Cette raison ne tient pas la route si on l’examine.
Le TP AMO en télétransmission ne pose aucun problème technique dans 99% des cas (moins de 1% de factures sont rejetées). Il est déjà très largement pratiqué au titre du TP « social » sans entraîner aucun souci.
L’IGAS écrit même précisément le contraire dans son rapport !
La mission propose de dissocier les calendriers de déploiement entre AMO et AMC, car la montée en charge est atteignable à court terme en part AMO alors qu’elle serait repoussée dans le temps en cas de synchronisation des deux calendriers.
D’ailleurs dans le même texte le gouvernement se félicite des bons chiffres des TP ALD et maternité :
La pratique du tiers-payant s’est fortement développée depuis 2015 pour les patients en situation de précarité (notamment pour les bénéficiaires de l’aide au paiement d’une complémentaire santé (ACS) avec un taux de tiers-payant de 99,1 % en 2017) et les patients atteints d’une affection de longue durée (ALD) ou couverts au titre de l’assurance maternité pour lesquels le tiers-payant représente respectivement 98,6 % et 90,4 % des soins.
On peut plutôt se poser la question d’une difficulté technique du côté des caisses. En cas de TP généralisé AMO, il n’est plus possible de retenir les franchises sur les remboursements aux assurés, et il faut donc mettre en place des procédures de recouvrement qui sont d’une part peut-être techniquement difficiles à mettre en place, et d’autre part immédiatement visibles et vont inévitablement mettre cet aspect des choses en pleine lumière.

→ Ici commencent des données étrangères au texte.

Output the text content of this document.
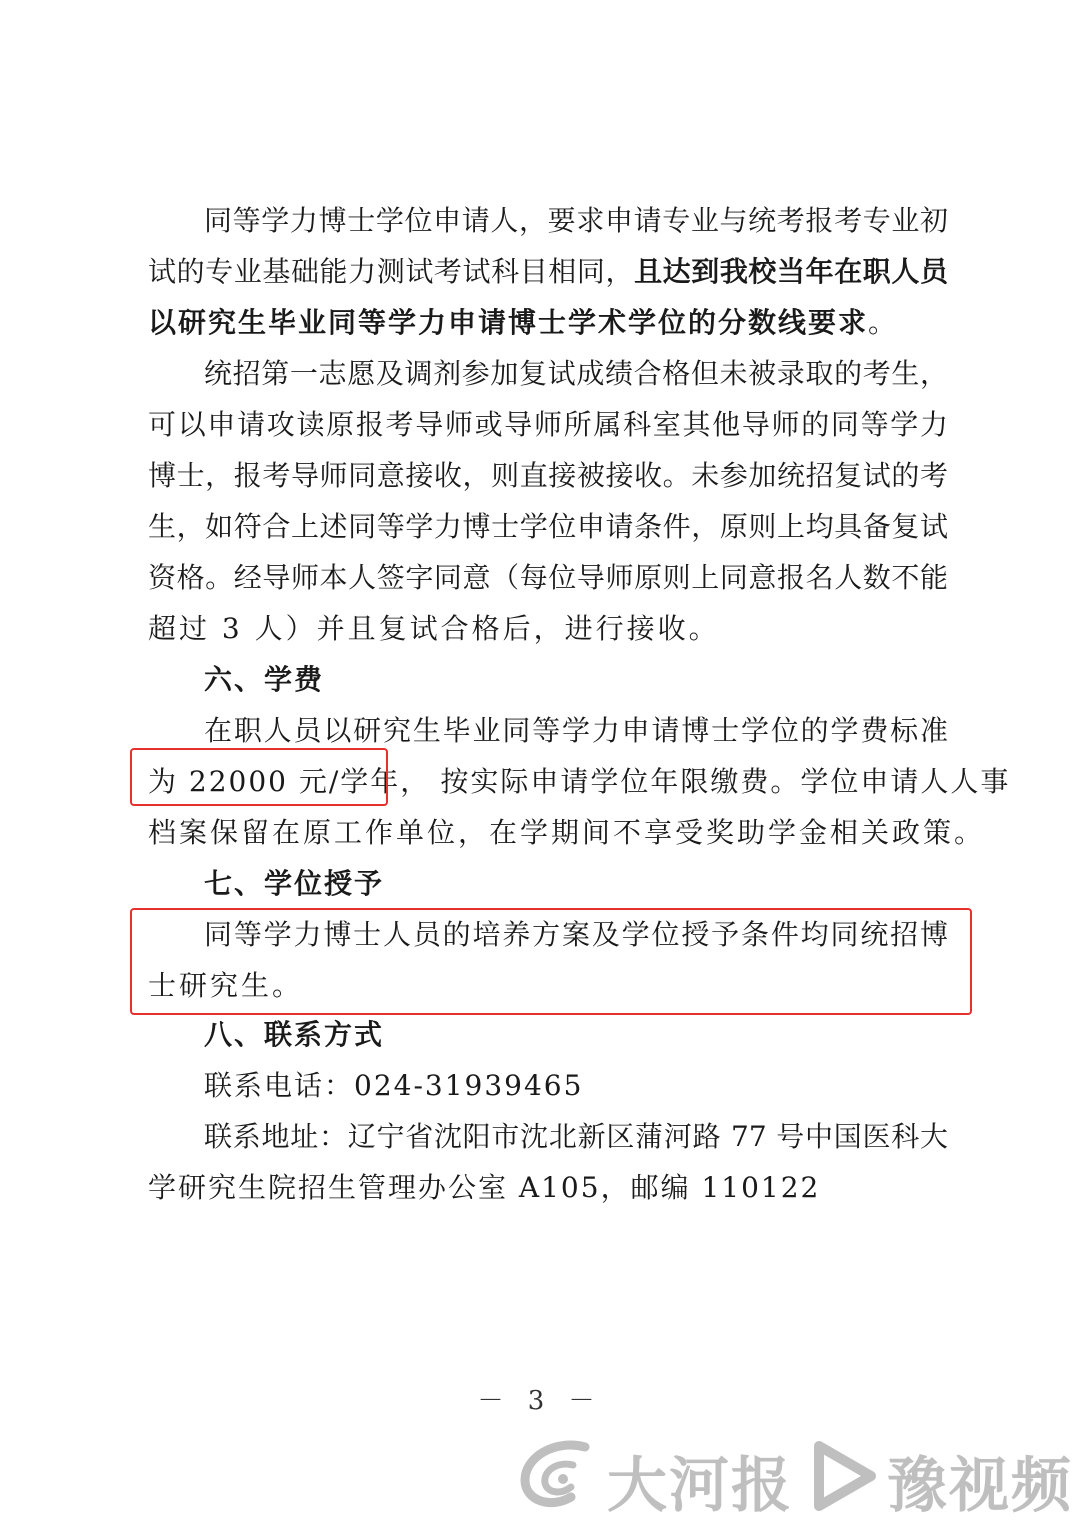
同等学力博士学位申请人，要求申请专业与统考报考专业初
试的专业基础能力测试考试科目相同，且达到我校当年在职人员
以研究生毕业同等学力申请博士学术学位的分数线要求。
统招第一志愿及调剂参加复试成绩合格但未被录取的考生，
可以申请攻读原报考导师或导师所属科室其他导师的同等学力
博士，报考导师同意接收，则直接被接收。未参加统招复试的考
生，如符合上述同等学力博士学位申请条件，原则上均具备复试
资格。经导师本人签字同意（每位导师原则上同意报名人数不能
超过 3 人）并且复试合格后，进行接收。
六、学费
在职人员以研究生毕业同等学力申请博士学位的学费标准
为 22000 元/学年， 按实际申请学位年限缴费。学位申请人人事
档案保留在原工作单位，在学期间不享受奖助学金相关政策。
七、学位授予
同等学力博士人员的培养方案及学位授予条件均同统招博
士研究生。
八、联系方式
联系电话：024-31939465
联系地址：辽宁省沈阳市沈北新区蒲河路 77 号中国医科大
学研究生院招生管理办公室 A105，邮编 110122
－ 3 －
大河报 豫视频
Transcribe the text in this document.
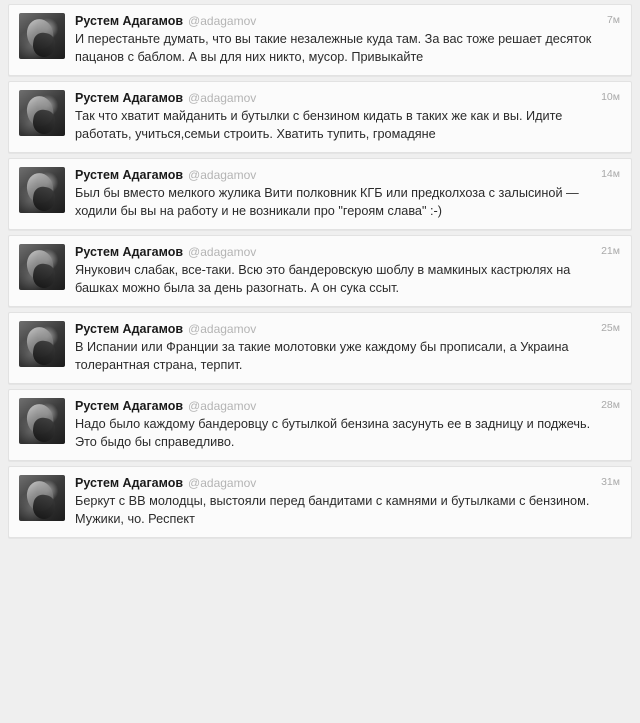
Рустем Адагамов @adagamov
И перестаньте думать, что вы такие незалежные куда там. За вас тоже решает десяток пацанов с баблом. А вы для них никто, мусор. Привыкайте
7м
Рустем Адагамов @adagamov
Так что хватит майданить и бутылки с бензином кидать в таких же как и вы. Идите работать, учиться,семьи строить. Хватить тупить, громадяне
10м
Рустем Адагамов @adagamov
Был бы вместо мелкого жулика Вити полковник КГБ или предколхоза с залысиной — ходили бы вы на работу и не возникали про "героям слава" :-)
14м
Рустем Адагамов @adagamov
Янукович слабак, все-таки. Всю это бандеровскую шоблу в мамкиных кастрюлях на башках можно была за день разогнать. А он сука ссыт.
21м
Рустем Адагамов @adagamov
В Испании или Франции за такие молотовки уже каждому бы прописали, а Украина толерантная страна, терпит.
25м
Рустем Адагамов @adagamov
Надо было каждому бандеровцу с бутылкой бензина засунуть ее в задницу и поджечь. Это быдо бы справедливо.
28м
Рустем Адагамов @adagamov
Беркут с ВВ молодцы, выстояли перед бандитами с камнями и бутылками с бензином. Мужики, чо. Респект
31м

Or les franchises et les participations forfaitaires représentent plus d’un milliard et demi d’euros par an ! Il ne fait aucun doute que les tutelles ne sont pas prêtes à renoncer à ce pactole.

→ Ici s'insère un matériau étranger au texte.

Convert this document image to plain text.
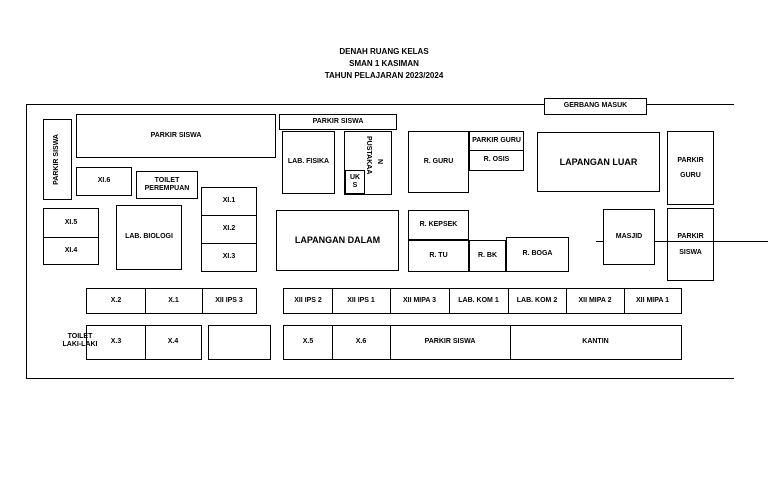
DENAH RUANG KELAS
SMAN 1 KASIMAN
TAHUN PELAJARAN 2023/2024
GERBANG MASUK
PARKIR SISWA	PARKIR SISWA
XI.6	TOILET
PEREMPUAN
XI.5
XI.4
LAB. BIOLOGI
XI.1
XI.2
XI.3
PARKIR SISWA
LAB. FISIKA	PUSTAKAA N
UK
S
LAPANGAN DALAM
R. GURU
PARKIR GURU
R. OSIS	LAPANGAN LUAR	PARKIR
GURU
R. KEPSEK
R. TU	R. BK	R. BOGA
MASJID	PARKIR
SISWA
X.2	X.1	XII IPS 3	XII IPS 2	XII IPS 1	XII MIPA 3	LAB. KOM 1	LAB. KOM 2	XII MIPA 2	XII MIPA 1
X.3	X.4
TOILET
LAKI-LAKI	X.5	X.6	PARKIR SISWA	KANTIN
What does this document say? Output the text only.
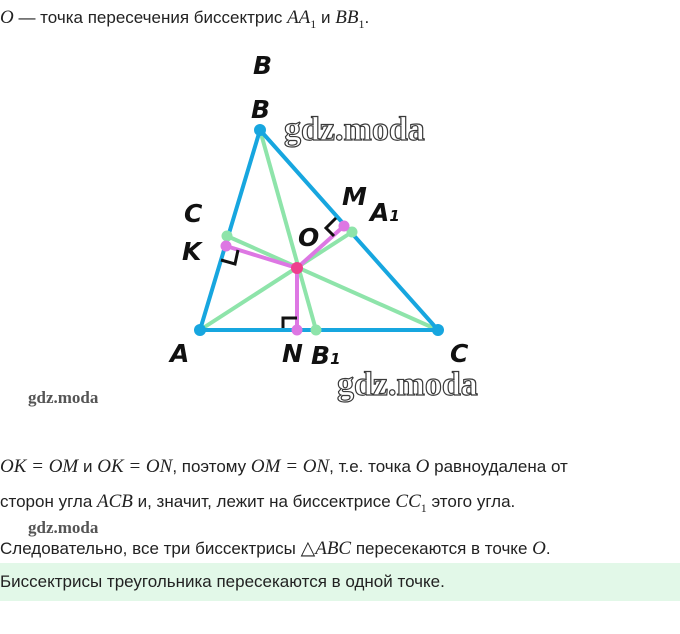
O — точка пересечения биссектрис $AA_1$ и $BB_1$.
B
B
A	C
C
K
M
A1
O
N B1
gdz.moda
gdz.moda
gdz.moda
gdz.moda
OK = OM и OK = ON, поэтому OM = ON, т.е. точка O равноудалена от
сторон угла ACB и, значит, лежит на биссектрисе $CC_1$ этого угла.
Следовательно, все три биссектрисы △ABC пересекаются в точке O.
Биссектрисы треугольника пересекаются в одной точке.
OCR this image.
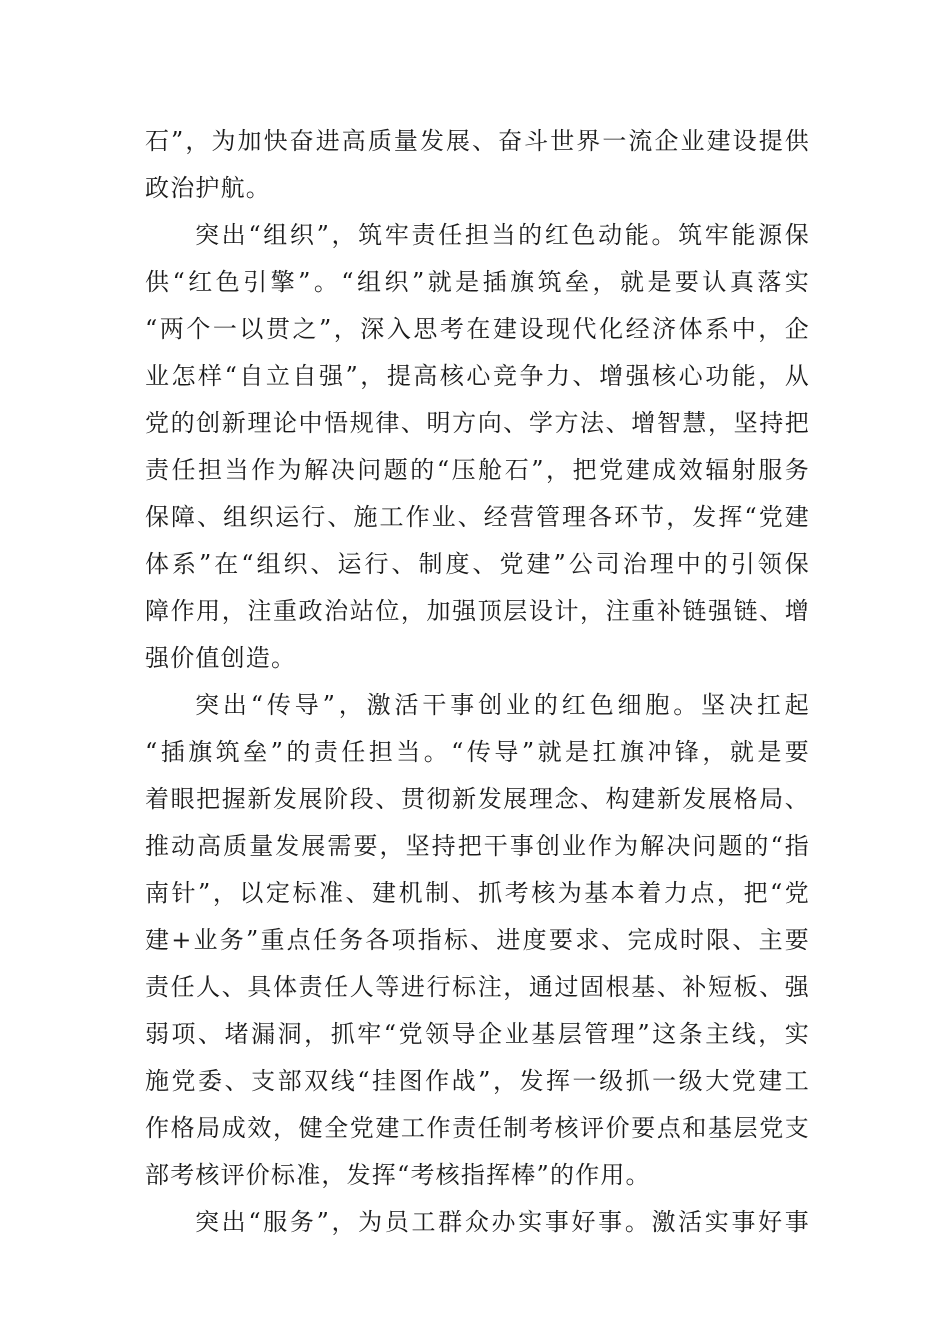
石”，为加快奋进高质量发展、奋斗世界一流企业建设提供
政治护航。
突出“组织”，筑牢责任担当的红色动能。筑牢能源保
供“红色引擎”。“组织”就是插旗筑垒，就是要认真落实
“两个一以贯之”，深入思考在建设现代化经济体系中，企
业怎样“自立自强”，提高核心竞争力、增强核心功能，从
党的创新理论中悟规律、明方向、学方法、增智慧，坚持把
责任担当作为解决问题的“压舱石”，把党建成效辐射服务
保障、组织运行、施工作业、经营管理各环节，发挥“党建
体系”在“组织、运行、制度、党建”公司治理中的引领保
障作用，注重政治站位，加强顶层设计，注重补链强链、增
强价值创造。
突出“传导”，激活干事创业的红色细胞。坚决扛起
“插旗筑垒”的责任担当。“传导”就是扛旗冲锋，就是要
着眼把握新发展阶段、贯彻新发展理念、构建新发展格局、
推动高质量发展需要，坚持把干事创业作为解决问题的“指
南针”，以定标准、建机制、抓考核为基本着力点，把“党
建+业务”重点任务各项指标、进度要求、完成时限、主要
责任人、具体责任人等进行标注，通过固根基、补短板、强
弱项、堵漏洞，抓牢“党领导企业基层管理”这条主线，实
施党委、支部双线“挂图作战”，发挥一级抓一级大党建工
作格局成效，健全党建工作责任制考核评价要点和基层党支
部考核评价标准，发挥“考核指挥棒”的作用。
突出“服务”，为员工群众办实事好事。激活实事好事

La mise en évidence des franchises ne cadre pas du tout avec l’objectif affiché par le gouvernement :
Il convient dès lors de changer de méthode en mettant en place d’abord les outils pour faciliter cette pratique de facturation, tant sur la part obligatoire que complémentaire. La mise en œuvre d’un tiers payant intégral généralisable est en effet l’objectif cible, car elle permettra de lever complètement les freins financiers à l’accès aux soins.

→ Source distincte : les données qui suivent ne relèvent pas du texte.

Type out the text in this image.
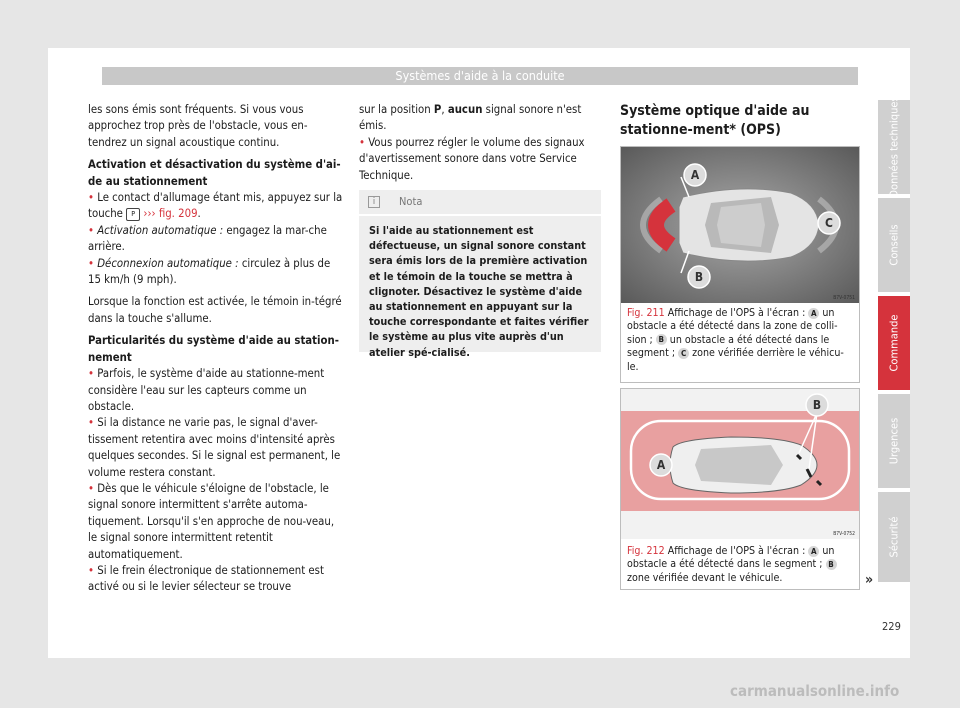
Systèmes d'aide à la conduite

les sons émis sont fréquents. Si vous vous approchez trop près de l'obstacle, vous en-tendrez un signal acoustique continu.

Activation et désactivation du système d'ai-de au stationnement

• Le contact d'allumage étant mis, appuyez sur la touche P ››› fig. 209.

• Activation automatique : engagez la mar-che arrière.

• Déconnexion automatique : circulez à plus de 15 km/h (9 mph).

Lorsque la fonction est activée, le témoin in-tégré dans la touche s'allume.

Particularités du système d'aide au station-nement

• Parfois, le système d'aide au stationne-ment considère l'eau sur les capteurs comme un obstacle.

• Si la distance ne varie pas, le signal d'aver-tissement retentira avec moins d'intensité après quelques secondes. Si le signal est permanent, le volume restera constant.

• Dès que le véhicule s'éloigne de l'obstacle, le signal sonore intermittent s'arrête automa-tiquement. Lorsqu'il s'en approche de nou-veau, le signal sonore intermittent retentit automatiquement.

• Si le frein électronique de stationnement est activé ou si le levier sélecteur se trouve

sur la position P, aucun signal sonore n'est émis.

• Vous pourrez régler le volume des signaux d'avertissement sonore dans votre Service Technique.

i	Nota
Si l'aide au stationnement est défectueuse, un signal sonore constant sera émis lors de la première activation et le témoin de la touche se mettra à clignoter. Désactivez le système d'aide au stationnement en appuyant sur la touche correspondante et faites vérifier le système au plus vite auprès d'un atelier spé-cialisé.
Système optique d'aide au stationne-ment* (OPS)
A
B
C
B7V-0751
Fig. 211 Affichage de l'OPS à l'écran : A un obstacle a été détecté dans la zone de colli-sion ; B un obstacle a été détecté dans le segment ; C zone vérifiée derrière le véhicu-le.
B
A
B7V-0752
Fig. 212 Affichage de l'OPS à l'écran : A un obstacle a été détecté dans le segment ; B zone vérifiée devant le véhicule.	»
Données techniques
Conseils
Commande
Urgences
Sécurité
229
carmanualsonline.info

La mission d’évaluation confiée à l’IGAS s’est retranchée derrière des difficultés techniques inexistantes ; ses conclusions lui ont été dictées par les autorités politiques devant l’impossibilité de récupérer de manière non voyante des franchises maintenues par le précédent gouvernement, qui présentait le tiers payant comme « un marqueur de gauche ».
La FMF restera donc méfiante et déterminée à s’opposer à l’obligation d’un tiers payant source de perte de temps médical et de perte d’indépendance des médecins.